A new, all-natural feed ingredient could be a breakthrough in reducing methane emissions from Kiwi cows, helping New Zealand dairy farmers play their part in combating global warming.
First, however, scientists and farmers need to find a way to incorporate it into pasture-based farming practices.
DairyNZ is bringing its expertise to research into the seaweed-based product which studies have shown drastically reduces the amount of methane produced in the digestive systems of cows and other ruminants.
The research is built on the discovery that compounds found in seaweed from the genus Asparagopsis act on the digestive systems of cattle and sheep to reduce the amount of methane they produce, preventing it from being expelled into the atmosphere.
Scientists have found that many seaweeds have a beneficial effect on methane production in animals, but Asparagopsis is the star performer.
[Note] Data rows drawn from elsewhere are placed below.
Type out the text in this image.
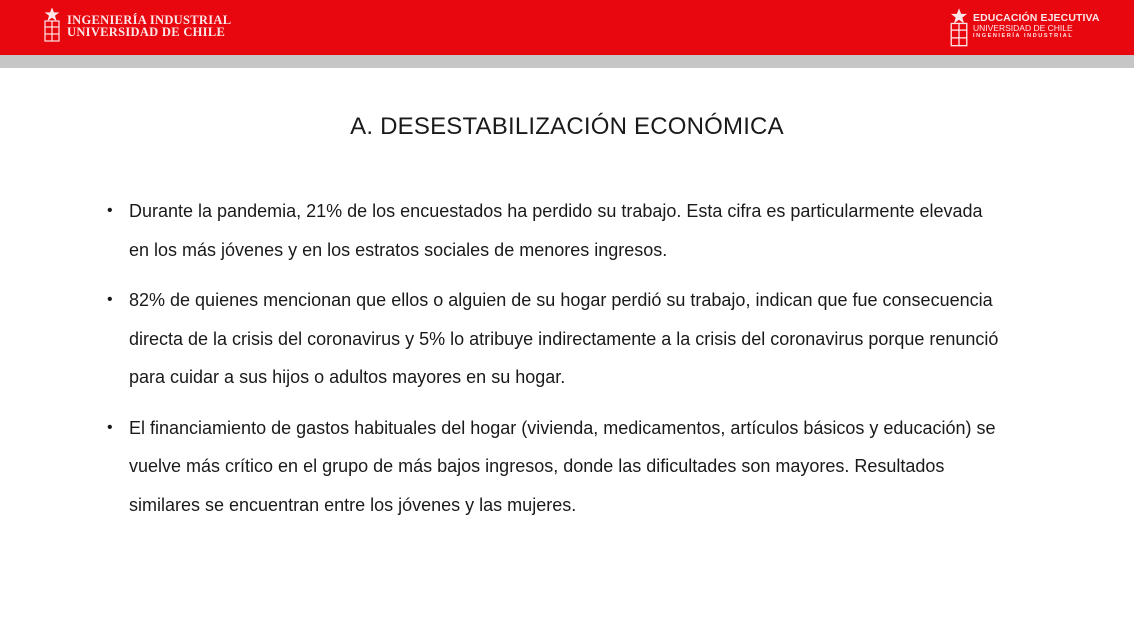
INGENIERÍA INDUSTRIAL
UNIVERSIDAD DE CHILE
EDUCACIÓN EJECUTIVA
UNIVERSIDAD DE CHILE
INGENIERÍA INDUSTRIAL
A. DESESTABILIZACIÓN ECONÓMICA
• Durante la pandemia, 21% de los encuestados ha perdido su trabajo. Esta cifra es particularmente elevada en los más jóvenes y en los estratos sociales de menores ingresos.
• 82% de quienes mencionan que ellos o alguien de su hogar perdió su trabajo, indican que fue consecuencia directa de la crisis del coronavirus y 5% lo atribuye indirectamente a la crisis del coronavirus porque renunció para cuidar a sus hijos o adultos mayores en su hogar.
• El financiamiento de gastos habituales del hogar (vivienda, medicamentos, artículos básicos y educación) se vuelve más crítico en el grupo de más bajos ingresos, donde las dificultades son mayores. Resultados similares se encuentran entre los jóvenes y las mujeres.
Research is concentrating on two species, one native to tropical waters and one from more temperate seas, including around New Zealand, which can be converted into a nutritional ingredient of animal feed.
DairyNZ scientist Elena Minnee says reducing greenhouse gas emissions is one of the industry group's key research priorities and it has been looking into a range of options such as breeding lower-emitting animals, vaccines and inhibitors, as well as feed options.
"We've been interested in compounds that reduce methane emissions from animals for a while, and have been aware of what's happening overseas," she says. "Asparagopsis came up on our radar – reporting some really significant results – and we're interested to see if we can incorporate that technology into our farming systems.
So far, overseas research has been based on animals on a TMR (total mixed ration) or conserved feed diet, such as silage: "In a TMR system, it's easy to manage – you put it in the food the animals eat. That's how it needs to be done, the compound needs to be present every day. Once they stop eating it, they stop producing methane at that reduced rate.
"Our systems are a bit more challenging as we graze our animals outside, and you can't just spread it on the ground and have them eat it. We're working with [FutureFeed] to see what other ways we could offer it to animals and how effective it would be."
Eve Faulkner of FutureFeed* says the methane-reducing powers of seaweed were first recognised when a farmer on Prince Edward Island, in eastern Canada, started feeding his herd seaweed off the beach to provide extra vitamins and minerals to their diet. The cows appeared to be growing faster and, when researchers looked into it, they discovered the seaweed-boosted diet reduced the bovines' methane output by around 20 per cent.
This sent agricultural scientist Dr Rob Kinley on a worldwide search for other varieties of seaweed which might produce an even better result, striking gold when he investigated Asparagopsis.
"In the laboratory, it was a bit of a shocker when I first found it because I thought the instruments weren't working properly; I couldn't find methane at all. It was reducing methane below the detection limits of the instruments we were using. I had never seen that before," he said in a 2016 interview.
Since then, FutureFeed's research has shown that even low levels of the seaweed (less than 1 per cent of feed intake) can dramatically reduce methane emissions. Recent feedlot trials have shown an over 95 per cent methane reduction with just 0.2 per cent of seaweed supplement in the feed ration.
Bioactive compounds in the seaweed act on the cows' digestive system to almost entirely block production of methane. The main one, bromoform, prevents methane release through reaction with vitamin B12 in the cows' first, grass-fermenting stomachs.
For anyone concerned that feeding cows seaweed might result in salty-tasting milk, Minnee says one of DairyNZ's biggest drivers is to ensure any technology or compound offered to animals here does not have a negative effect on product quality. Local research will look at milk composition as well as how the ingredient might affect animal productivity and health.
"At FutureFeed, the science is the backbone of creating and supporting solutions. Before we go to market with any application, we ensure proven science provides confidence to the market in its safety and effectiveness," says Faulkner.
"We're excited to be involved in the research and about what that could mean in reducing New Zealand's emissions," Minnee says. "It might not be something every farmer chooses to use but we are looking at a range of tools that suit our farming systems and the way we farm – and this could be one of them."
Feed additives are just one of a wide range of options the dairy sector is pursuing to identify the best tools to reduce farm emissions. DairyNZ invests in multiple research programmes into farm system options including vaccines, inhibitors, breeding and forages.
*Following encouraging results overseas, an industry team is joining research into the seaweed-based product. DairyNZ scientists, along with AgResearch, are working with Australian organisation FutureFeed. The latter is responsible for the commercialisation of research done by a range of Australian institutes.